Isadore Singer

Isadore Singer 1924–2021

Isadore Manuel Singer was born on May 3, 1924, in Detroit, Michigan. He entered the University of Michigan in 1941 and graduated with a B. S. in physics in 1944, followed by 3 years of service in the U. S. Army Signal Corps. During that period, he decided to prepare for post graduate studies in physics by building a strong mathematical background in differential geometry and group theory. In the process, he became “hooked” on mathematics and entered the University of Chicago in January 1947, emerging 3 years later with a Ph.D. in mathematics. His dissertation titled, Lie Algebras of Unbounded Operators, paved the way for further studies in uniformly continuous representations of Lie groups and eventually elliptic operators.

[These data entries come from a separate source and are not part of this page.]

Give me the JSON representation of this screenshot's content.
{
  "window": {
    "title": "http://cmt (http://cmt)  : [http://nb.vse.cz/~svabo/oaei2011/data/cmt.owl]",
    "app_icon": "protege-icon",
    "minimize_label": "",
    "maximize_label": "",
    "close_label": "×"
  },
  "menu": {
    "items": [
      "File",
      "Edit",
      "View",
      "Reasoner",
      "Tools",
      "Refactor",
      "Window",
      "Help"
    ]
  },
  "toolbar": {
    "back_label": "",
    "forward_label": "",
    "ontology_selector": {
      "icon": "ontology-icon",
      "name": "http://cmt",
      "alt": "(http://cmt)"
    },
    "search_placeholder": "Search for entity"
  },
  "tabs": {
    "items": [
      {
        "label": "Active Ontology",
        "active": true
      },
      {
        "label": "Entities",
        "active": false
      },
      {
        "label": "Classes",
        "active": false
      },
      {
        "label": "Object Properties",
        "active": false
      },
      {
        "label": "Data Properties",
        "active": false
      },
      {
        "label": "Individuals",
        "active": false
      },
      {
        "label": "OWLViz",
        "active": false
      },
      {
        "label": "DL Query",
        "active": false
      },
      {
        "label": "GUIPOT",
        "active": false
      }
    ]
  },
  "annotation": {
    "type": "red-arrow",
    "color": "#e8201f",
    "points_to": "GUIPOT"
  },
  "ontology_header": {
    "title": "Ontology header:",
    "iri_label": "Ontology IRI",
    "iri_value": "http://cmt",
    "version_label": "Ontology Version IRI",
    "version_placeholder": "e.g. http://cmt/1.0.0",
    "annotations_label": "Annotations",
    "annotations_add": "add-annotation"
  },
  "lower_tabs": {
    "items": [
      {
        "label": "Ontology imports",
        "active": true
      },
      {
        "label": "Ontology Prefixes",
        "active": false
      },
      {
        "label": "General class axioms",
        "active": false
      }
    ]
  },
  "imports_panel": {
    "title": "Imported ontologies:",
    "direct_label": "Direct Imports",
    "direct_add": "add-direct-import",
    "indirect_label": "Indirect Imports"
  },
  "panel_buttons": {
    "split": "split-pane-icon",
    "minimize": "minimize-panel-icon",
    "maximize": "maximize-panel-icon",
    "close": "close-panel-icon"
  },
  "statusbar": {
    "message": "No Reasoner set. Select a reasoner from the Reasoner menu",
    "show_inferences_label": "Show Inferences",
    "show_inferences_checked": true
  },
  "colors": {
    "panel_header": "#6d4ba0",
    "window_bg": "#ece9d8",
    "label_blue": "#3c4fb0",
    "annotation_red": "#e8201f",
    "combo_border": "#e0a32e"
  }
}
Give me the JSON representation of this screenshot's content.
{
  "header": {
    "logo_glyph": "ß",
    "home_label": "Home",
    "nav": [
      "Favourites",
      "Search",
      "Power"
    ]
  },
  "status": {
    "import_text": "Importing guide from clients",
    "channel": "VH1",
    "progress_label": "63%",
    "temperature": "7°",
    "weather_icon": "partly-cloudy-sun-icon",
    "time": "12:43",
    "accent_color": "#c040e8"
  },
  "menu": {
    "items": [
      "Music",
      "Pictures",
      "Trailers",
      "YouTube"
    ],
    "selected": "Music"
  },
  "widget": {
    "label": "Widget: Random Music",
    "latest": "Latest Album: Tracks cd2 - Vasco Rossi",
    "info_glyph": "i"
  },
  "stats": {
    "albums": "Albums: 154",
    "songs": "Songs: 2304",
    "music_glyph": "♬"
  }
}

In the years that followed, Isadore climbed the tenure track ladder from instructor to professor at various universities including MIT, the University of California, Columbia University, and the Institute for Advanced Study at Princeton, attaining the status of full professor at MIT in 1959.  In the early 1960’s he formed a collaboration with Sir Michael Atiyah that spanned 20 years and yielded a series of joint papers containing a wide range of results including the famous Atiyah-Singer index theorem which has important applications in physics.  In 2004, Sir Michael Atiyah and Isadore Singer were jointly awarded the Abel Prize for their discovery of the index theorem.

When asked about his hobbies, Singer responded, I love to play tennis, and I try to do so two or three times a week. That refreshes me, and I think that it has helped me work hard in mathematics all these years. It certainly didn’t damage his health because he died in 2021 in his 97th year.